NEW YORK ( TheStreet) -- Retail M&A is back in vogue.

The private-equity bids for J.Crew ( JCG), Gymboree and Jo-Ann Stores ( JAS) have triggered bullish sentiment in the sector, with speculation arising of other possible deals.

>>Retail M&A: 18 Possible Deals in 2011

Corporate deal making hit a six-year low in 2009 and just started to regain its footing in late 2010. Now Morningstar foresees a significant uptick in blockbuster deals in 2011.

Leveraged buyout will be one of the biggest themes, as private equity firms look to use dry powder before capital commitments expire. According to Preqin, a market research firm, private equity managers have over $400 billion at their disposal to invest in acquisitions, with around half of that being in the U.S. market.

A good chunk of acquisitions are also expected to occur overseas, as domestic companies look to establish themselves in emerging markets.

Retailers, in particular, have spent the recession deleveraging their balance sheets and hoarding cash. For many companies the mantra became "cash is king," and now they are looking to put that cash to work via acquisitions.

Almost every publicly traded retailer under $5 billion in market capitalization has been subject to private equity rumors.

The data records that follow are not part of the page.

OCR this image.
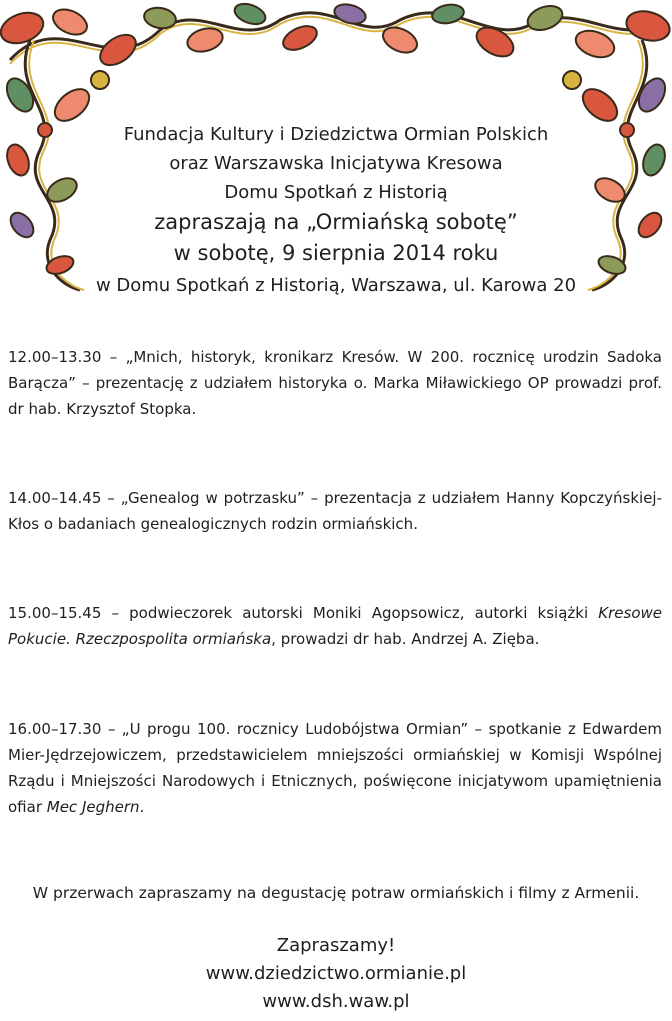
Fundacja Kultury i Dziedzictwa Ormian Polskich
oraz Warszawska Inicjatywa Kresowa
Domu Spotkań z Historią
zapraszają na „Ormiańską sobotę”
w sobotę, 9 sierpnia 2014 roku
w Domu Spotkań z Historią, Warszawa, ul. Karowa 20

12.00–13.30 – „Mnich, historyk, kronikarz Kresów. W 200. rocznicę urodzin Sadoka Barącza” – prezentację z udziałem historyka o. Marka Miławickiego OP prowadzi prof. dr hab. Krzysztof Stopka.

14.00–14.45 – „Genealog w potrzasku” – prezentacja z udziałem Hanny Kopczyńskiej-Kłos o badaniach genealogicznych rodzin ormiańskich.

15.00–15.45 – podwieczorek autorski Moniki Agopsowicz, autorki książki Kresowe Pokucie. Rzeczpospolita ormiańska, prowadzi dr hab. Andrzej A. Zięba.

16.00–17.30 – „U progu 100. rocznicy Ludobójstwa Ormian” – spotkanie z Edwardem Mier-Jędrzejowiczem, przedstawicielem mniejszości ormiańskiej w Komisji Wspólnej Rządu i Mniejszości Narodowych i Etnicznych, poświęcone inicjatywom upamiętnienia ofiar Mec Jeghern.

W przerwach zapraszamy na degustację potraw ormiańskich i filmy z Armenii.
Zapraszamy!
www.dziedzictwo.ormianie.pl
www.dsh.waw.pl
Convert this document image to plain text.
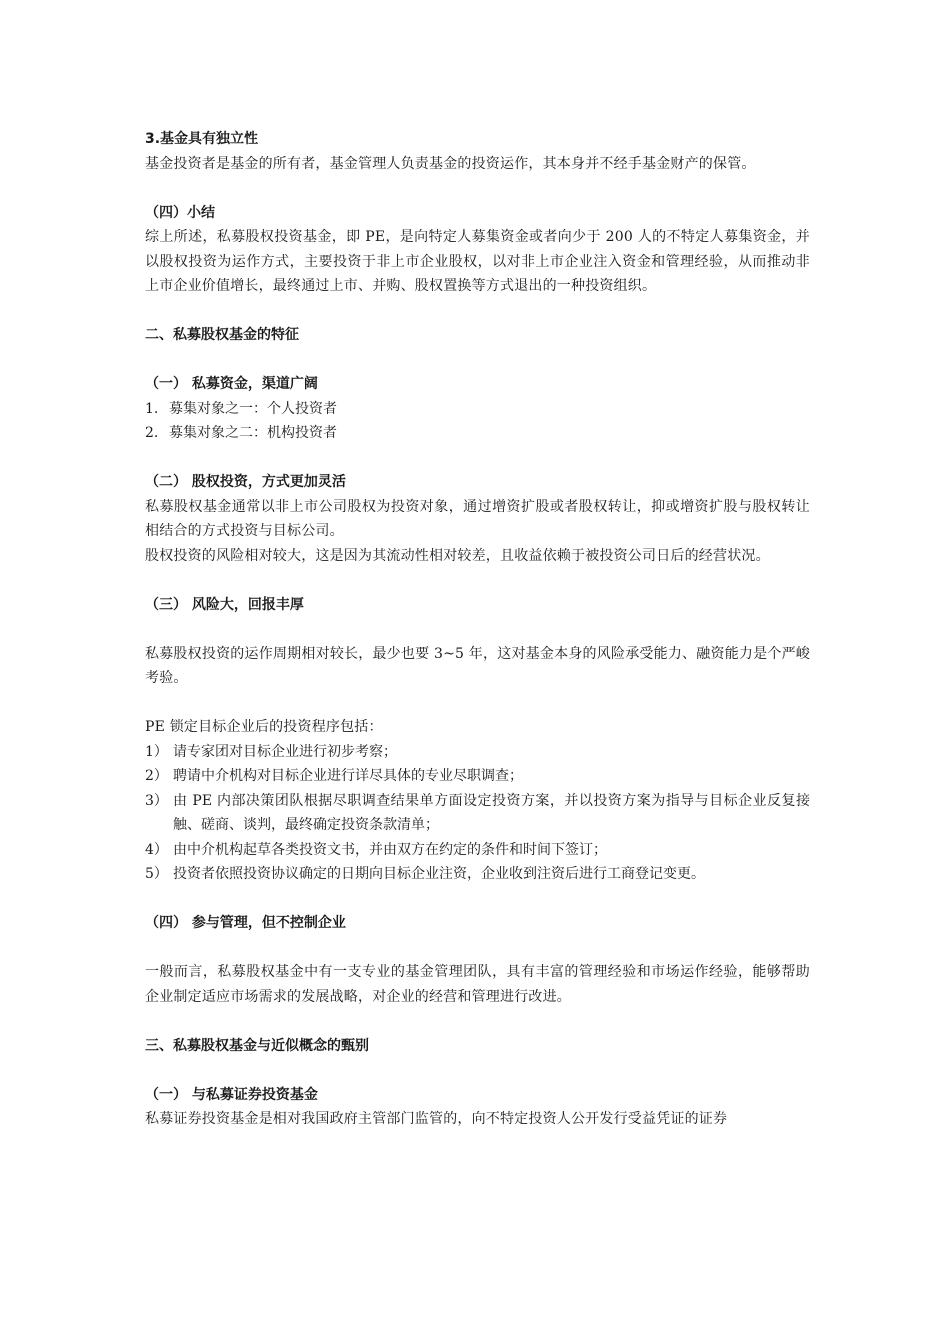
3.基金具有独立性

基金投资者是基金的所有者，基金管理人负责基金的投资运作，其本身并不经手基金财产的保管。

（四）小结

综上所述，私募股权投资基金，即 PE，是向特定人募集资金或者向少于 200 人的不特定人募集资金，并以股权投资为运作方式，主要投资于非上市企业股权，以对非上市企业注入资金和管理经验，从而推动非上市企业价值增长，最终通过上市、并购、股权置换等方式退出的一种投资组织。

二、私募股权基金的特征

（一） 私募资金，渠道广阔

1. 募集对象之一：个人投资者
2. 募集对象之二：机构投资者

（二） 股权投资，方式更加灵活

私募股权基金通常以非上市公司股权为投资对象，通过增资扩股或者股权转让，抑或增资扩股与股权转让相结合的方式投资与目标公司。

股权投资的风险相对较大，这是因为其流动性相对较差，且收益依赖于被投资公司日后的经营状况。

（三） 风险大，回报丰厚

私募股权投资的运作周期相对较长，最少也要 3~5 年，这对基金本身的风险承受能力、融资能力是个严峻考验。

PE 锁定目标企业后的投资程序包括：

1） 请专家团对目标企业进行初步考察；
2） 聘请中介机构对目标企业进行详尽具体的专业尽职调查；
3） 由 PE 内部决策团队根据尽职调查结果单方面设定投资方案，并以投资方案为指导与目标企业反复接触、磋商、谈判，最终确定投资条款清单；
4） 由中介机构起草各类投资文书，并由双方在约定的条件和时间下签订；
5） 投资者依照投资协议确定的日期向目标企业注资，企业收到注资后进行工商登记变更。

（四） 参与管理，但不控制企业

一般而言，私募股权基金中有一支专业的基金管理团队，具有丰富的管理经验和市场运作经验，能够帮助企业制定适应市场需求的发展战略，对企业的经营和管理进行改进。

三、私募股权基金与近似概念的甄别

（一） 与私募证券投资基金

私募证券投资基金是相对我国政府主管部门监管的，向不特定投资人公开发行受益凭证的证券
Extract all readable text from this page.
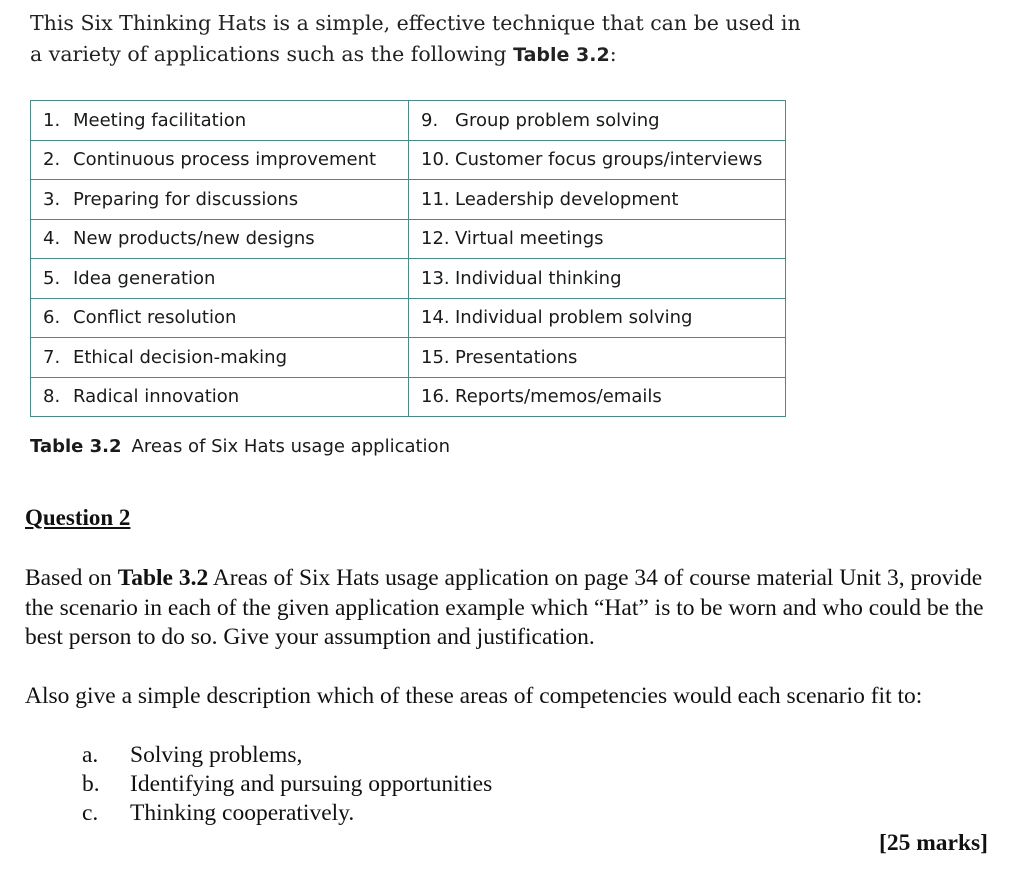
This Six Thinking Hats is a simple, effective technique that can be used in a variety of applications such as the following Table 3.2:
1. Meeting facilitation	9. Group problem solving
2. Continuous process improvement	10. Customer focus groups/interviews
3. Preparing for discussions	11. Leadership development
4. New products/new designs	12. Virtual meetings
5. Idea generation	13. Individual thinking
6. Conflict resolution	14. Individual problem solving
7. Ethical decision-making	15. Presentations
8. Radical innovation	16. Reports/memos/emails
Table 3.2 Areas of Six Hats usage application
Question 2
Based on Table 3.2 Areas of Six Hats usage application on page 34 of course material Unit 3, provide the scenario in each of the given application example which “Hat” is to be worn and who could be the best person to do so. Give your assumption and justification.
Also give a simple description which of these areas of competencies would each scenario fit to:
a.	Solving problems,
b.	Identifying and pursuing opportunities
c.	Thinking cooperatively.
[25 marks]
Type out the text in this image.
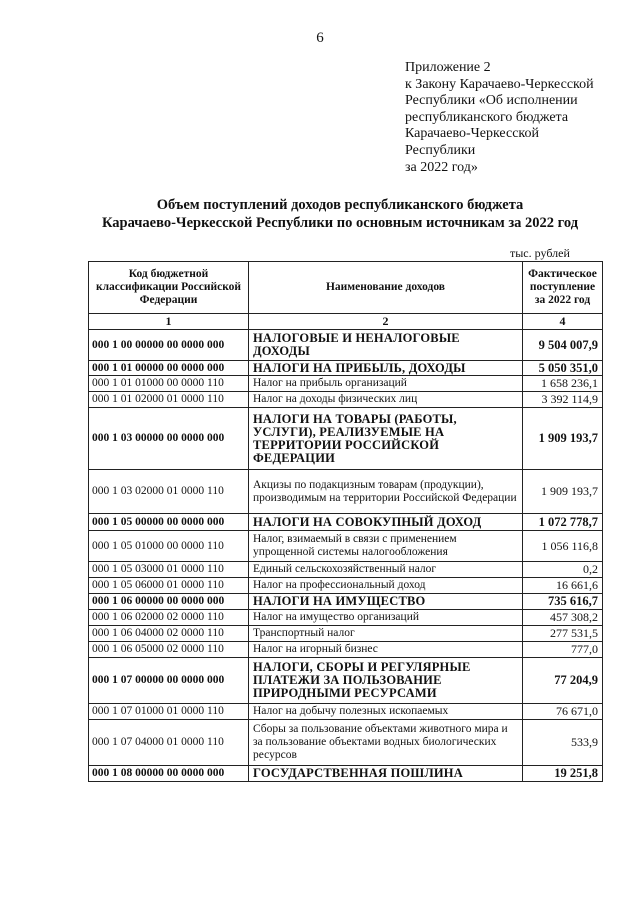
6
Приложение 2
к Закону Карачаево-Черкесской
Республики «Об исполнении
республиканского бюджета
Карачаево-Черкесской
Республики
за 2022 год»
Объем поступлений доходов республиканского бюджета
Карачаево-Черкесской Республики по основным источникам за 2022 год
тыс. рублей
Код бюджетной классификации Российской Федерации	Наименование доходов	Фактическое поступление за 2022 год
1	2	4
000 1 00 00000 00 0000 000	НАЛОГОВЫЕ И НЕНАЛОГОВЫЕ ДОХОДЫ	9 504 007,9
000 1 01 00000 00 0000 000	НАЛОГИ НА ПРИБЫЛЬ, ДОХОДЫ	5 050 351,0
000 1 01 01000 00 0000 110	Налог на прибыль организаций	1 658 236,1
000 1 01 02000 01 0000 110	Налог на доходы физических лиц	3 392 114,9
000 1 03 00000 00 0000 000	НАЛОГИ НА ТОВАРЫ (РАБОТЫ, УСЛУГИ), РЕАЛИЗУЕМЫЕ НА ТЕРРИТОРИИ РОССИЙСКОЙ ФЕДЕРАЦИИ	1 909 193,7
000 1 03 02000 01 0000 110	Акцизы по подакцизным товарам (продукции), производимым на территории Российской Федерации	1 909 193,7
000 1 05 00000 00 0000 000	НАЛОГИ НА СОВОКУПНЫЙ ДОХОД	1 072 778,7
000 1 05 01000 00 0000 110	Налог, взимаемый в связи с применением упрощенной системы налогообложения	1 056 116,8
000 1 05 03000 01 0000 110	Единый сельскохозяйственный налог	0,2
000 1 05 06000 01 0000 110	Налог на профессиональный доход	16 661,6
000 1 06 00000 00 0000 000	НАЛОГИ НА ИМУЩЕСТВО	735 616,7
000 1 06 02000 02 0000 110	Налог на имущество организаций	457 308,2
000 1 06 04000 02 0000 110	Транспортный налог	277 531,5
000 1 06 05000 02 0000 110	Налог на игорный бизнес	777,0
000 1 07 00000 00 0000 000	НАЛОГИ, СБОРЫ И РЕГУЛЯРНЫЕ ПЛАТЕЖИ ЗА ПОЛЬЗОВАНИЕ ПРИРОДНЫМИ РЕСУРСАМИ	77 204,9
000 1 07 01000 01 0000 110	Налог на добычу полезных ископаемых	76 671,0
000 1 07 04000 01 0000 110	Сборы за пользование объектами животного мира и за пользование объектами водных биологических ресурсов	533,9
000 1 08 00000 00 0000 000	ГОСУДАРСТВЕННАЯ ПОШЛИНА	19 251,8
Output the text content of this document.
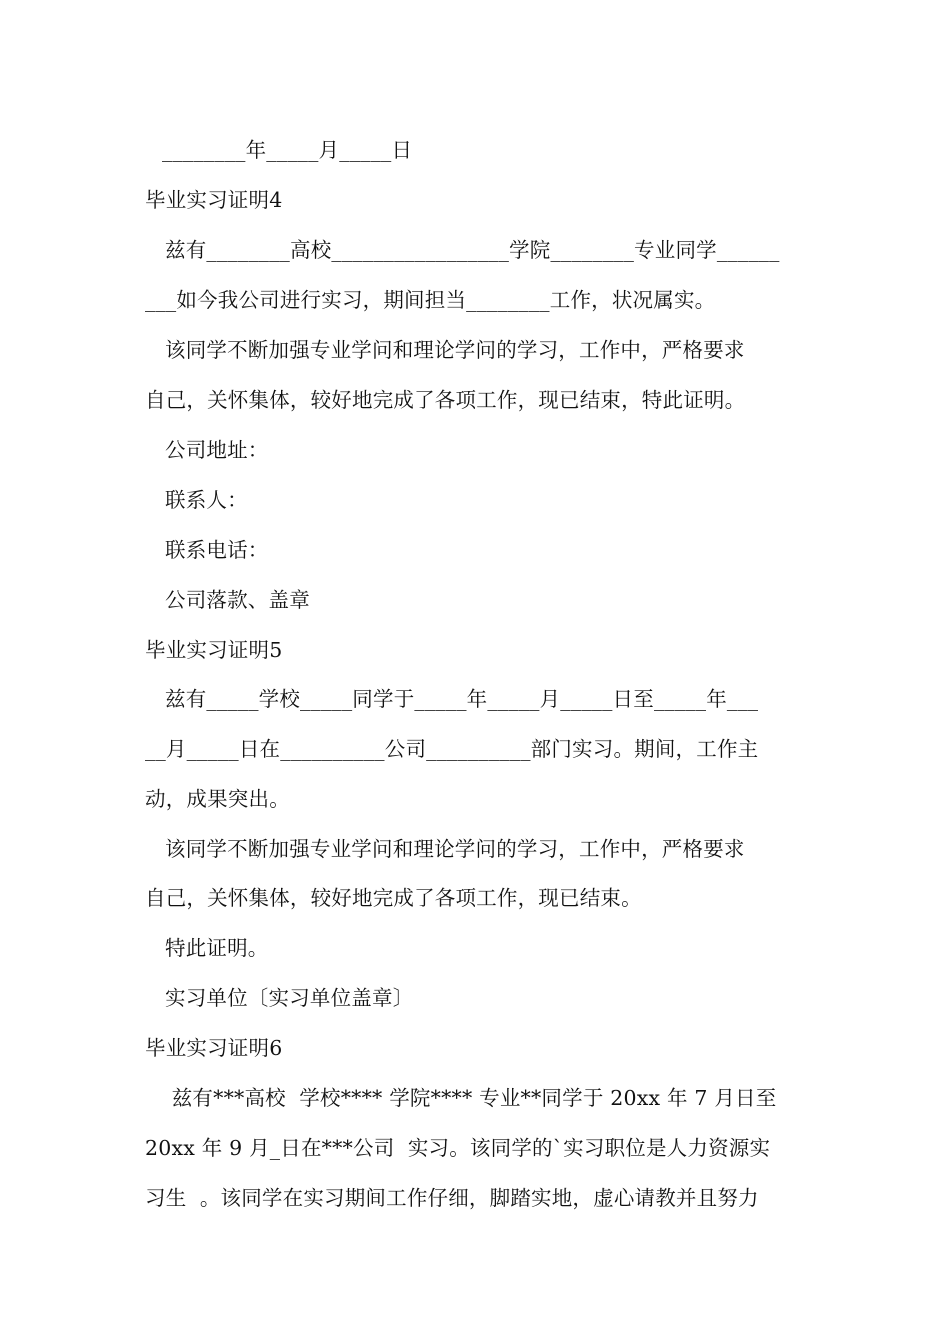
________年_____月_____日
毕业实习证明4
兹有________高校_________________学院________专业同学______
___如今我公司进行实习，期间担当________工作，状况属实。
该同学不断加强专业学问和理论学问的学习，工作中，严格要求
自己，关怀集体，较好地完成了各项工作，现已结束，特此证明。
公司地址：
联系人：
联系电话：
公司落款、盖章
毕业实习证明5
兹有_____学校_____同学于_____年_____月_____日至_____年___
__月_____日在__________公司__________部门实习。期间，工作主
动，成果突出。
该同学不断加强专业学问和理论学问的学习，工作中，严格要求
自己，关怀集体，较好地完成了各项工作，现已结束。
特此证明。
实习单位〔实习单位盖章〕
毕业实习证明6
兹有***高校  学校**** 学院**** 专业**同学于 20xx 年 7 月日至
20xx 年 9 月_日在***公司  实习。该同学的`实习职位是人力资源实
习生  。该同学在实习期间工作仔细，脚踏实地，虚心请教并且努力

Retailers generally meet the typical leveraged buyout target portfolio of strong free cash flow generation and manageable debt obligations.

But given restrictive debt markets and steep equity retirements, Morningstar does not foresee many transactions larger than $5 billion being consummated in the near future, which limits the pool of takeover candidates.

While Wall Street is anxious not to miss the next big M&A targets, Morningstar advises not to be too quick with buying into a stock based on takeover rumors.

"M&A chatter is prompting talk about some combinations that we believe would be risky and potentially destructive to shareholder value," the firm said in a report.

As a result, Morningstar analyzed the takeover potential of companies across industries to weed out those deals that are highly unlikely. The firm assessed the companies in its consumer cyclical and defensive coverage universe for their attractiveness as takeover targets using four categories: size, capital structure, cash flow potential and management's willingness to consummate a deal or potential barriers preventing a takeover (such as an unfavorable ownership structures). In instances where it is strongly suspected that management may be exploring the sale of a company, Morningstar put additional weight behind its final takeover criterion, bringing many rumored candidates to the top of its prospective takeover list.

While Morningstar doesn't expect every name on the list to amount to a deal, it notes that "we believe the names on our lists generally exhibit characteristics of typical takeover target in each industry."